Semakin besar cita-cita maka semakin besar pula sarana untuk
meraihnya begitu pula upaya yang mengantarkan ke sana. Tidak mungkin
sampai pada kenyamanan kecuali dengan meninggalkan sikap santai-santai.
Tidak akan digapai kenikmatan -yang hakiki/surga- kecuali dengan
meninggalkan (tidak memuja) kenikmatan -yang semu/dunia-. Hanya saja
perkara-perkara yang tidak menyenangkan di dunia yang dialami seorang
hamba di jalan Allah -tatkala nafsunya telah dia latih dan gembleng
untuk menghadapinya serta dia sangat memahami akibat baik yang akan
diperoleh sesudahnya- maka niscaya itu semua akan berubah menjadi
karunia yang menggembirakan bagi orang-orang yang memiliki bashirah,
mereka tidak peduli dengan itu semua.

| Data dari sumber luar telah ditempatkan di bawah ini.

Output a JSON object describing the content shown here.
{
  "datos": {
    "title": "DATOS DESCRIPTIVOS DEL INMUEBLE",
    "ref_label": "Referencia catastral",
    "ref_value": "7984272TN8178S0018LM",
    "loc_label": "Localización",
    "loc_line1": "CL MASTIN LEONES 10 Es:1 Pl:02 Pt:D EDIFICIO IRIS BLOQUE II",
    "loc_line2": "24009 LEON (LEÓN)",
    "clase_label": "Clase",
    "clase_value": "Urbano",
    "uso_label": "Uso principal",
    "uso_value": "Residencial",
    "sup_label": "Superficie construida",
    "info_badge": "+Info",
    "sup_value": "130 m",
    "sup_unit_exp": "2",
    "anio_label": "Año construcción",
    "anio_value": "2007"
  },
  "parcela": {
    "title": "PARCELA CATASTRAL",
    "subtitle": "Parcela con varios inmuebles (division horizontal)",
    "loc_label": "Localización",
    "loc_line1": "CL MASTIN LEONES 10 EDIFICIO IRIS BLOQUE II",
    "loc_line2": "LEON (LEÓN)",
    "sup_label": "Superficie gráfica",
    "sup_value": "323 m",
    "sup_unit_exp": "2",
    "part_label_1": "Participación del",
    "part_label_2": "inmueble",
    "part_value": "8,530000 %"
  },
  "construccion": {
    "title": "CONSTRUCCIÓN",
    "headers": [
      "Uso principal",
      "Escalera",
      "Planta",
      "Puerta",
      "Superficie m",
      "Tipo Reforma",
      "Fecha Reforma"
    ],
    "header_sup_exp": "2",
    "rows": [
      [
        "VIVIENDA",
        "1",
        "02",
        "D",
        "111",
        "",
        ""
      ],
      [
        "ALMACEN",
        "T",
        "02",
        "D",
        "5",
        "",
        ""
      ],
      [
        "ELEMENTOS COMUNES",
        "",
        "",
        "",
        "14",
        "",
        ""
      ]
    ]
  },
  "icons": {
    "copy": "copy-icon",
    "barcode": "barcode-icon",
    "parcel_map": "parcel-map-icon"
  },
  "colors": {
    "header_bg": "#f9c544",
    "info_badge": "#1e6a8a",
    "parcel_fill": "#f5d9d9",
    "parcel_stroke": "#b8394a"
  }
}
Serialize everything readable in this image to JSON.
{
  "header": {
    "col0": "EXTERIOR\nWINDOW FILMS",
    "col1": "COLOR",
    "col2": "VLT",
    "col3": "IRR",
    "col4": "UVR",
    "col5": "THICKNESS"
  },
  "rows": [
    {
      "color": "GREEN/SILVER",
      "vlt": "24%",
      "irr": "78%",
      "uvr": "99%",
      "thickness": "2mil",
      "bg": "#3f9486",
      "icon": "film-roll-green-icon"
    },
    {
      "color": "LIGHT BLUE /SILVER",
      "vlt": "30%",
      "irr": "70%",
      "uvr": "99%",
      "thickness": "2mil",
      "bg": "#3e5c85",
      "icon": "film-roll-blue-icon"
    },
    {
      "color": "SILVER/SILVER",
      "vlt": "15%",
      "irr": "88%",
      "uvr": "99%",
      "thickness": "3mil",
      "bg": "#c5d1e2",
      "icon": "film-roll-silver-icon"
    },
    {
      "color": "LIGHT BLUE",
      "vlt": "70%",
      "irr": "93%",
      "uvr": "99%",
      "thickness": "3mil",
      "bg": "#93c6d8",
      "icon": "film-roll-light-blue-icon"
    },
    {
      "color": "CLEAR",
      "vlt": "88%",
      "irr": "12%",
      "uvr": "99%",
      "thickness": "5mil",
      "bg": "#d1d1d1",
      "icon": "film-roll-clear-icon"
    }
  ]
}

Itulah keutamaan dari Allah yang
diberikan-Nya kepada siapa pun yang dikehendaki-Nya.” (Taisir al-Karim
ar-Rahman, hal. 150)
Sementara itu, kesabaran menerima cobaan dan kesungguhan dalam
menjalani ketaatan hanya akan lahir dari keyakinan yang kokoh terhunjam.
Allah ta’ala berfirman (yang artinya), “Tidaklah menimpa suatu musibah
kecuali dengan izin Allah, barangsiapa yang beriman kepada Allah maka
Allah akan menunjuki hatinya.” (QS. at-Taghabun: 11). Ibnu Mas’ud
radhiyallahu’anhu berkata, “Dia adalah seorang hamba yang tertimpa
musibah lalu dia mengetahui/meyakini bahwasanya musibah itu datang dari
sisi Allah maka dia pun merasa ridha dan pasrah.” (HR. Said bin Manshur,
lihat al-’Ilmu Fadhluhu wa Syarafuhu, hal. 208).
Tatkala seorang hamba mampu menyempurnakan keyakinan di dalam jiwanya
maka niscaya musibah yang menimpa akan berubah menjadi nikmat, dan
cobaan yang dialami akan berubah menjadi anugerah (lihat al-’Ilmu
Fadhluhu wa Syarafuhu, hal. 208).
Ibnul Qayyim rahimahullah menukil
penjelasan para ulama bahwa ciri orang yang telah memiliki keyakinan
yang kokoh terhunjam itu adalah;
[1] dia senantiasa menengok/ingat
kepada Allah pada setiap kejadian yang dialaminya,
[2] dia selalu
kembali kepada-Nya pada setiap urusan,
[3] dia senantiasa memohon
pertolongan kepada-Nya dalam setiap keadaan, dan
[4] dia senantiasa
mengharapkan wajah-Nya dalam setiap gerakan maupun diam (lihat al-’Ilmu
Fadhluhu wa Syarafuhu, hal. 208).
Itu artinya apabila seorang hamba ingin keluar dari ketidaksadaran
ini, hendaknya dia betul-betul memahami kedua buah ilmu tersebut.
Pertama; ilmu tentang hakekat dirinya beserta segala kekurangan,
kelemahan dan keterbatasannya. Dan yang kedua; ilmu tentang hak dan
keagungan Rabbnya beserta kesempurnaan nama-nama dan sifat-sifat-Nya.
Kedua ilmu itulah yang akan mengokohkan akar keyakinan di dalam hatinya
dan menegakkan pohon kesabaran di dalam hidupnya.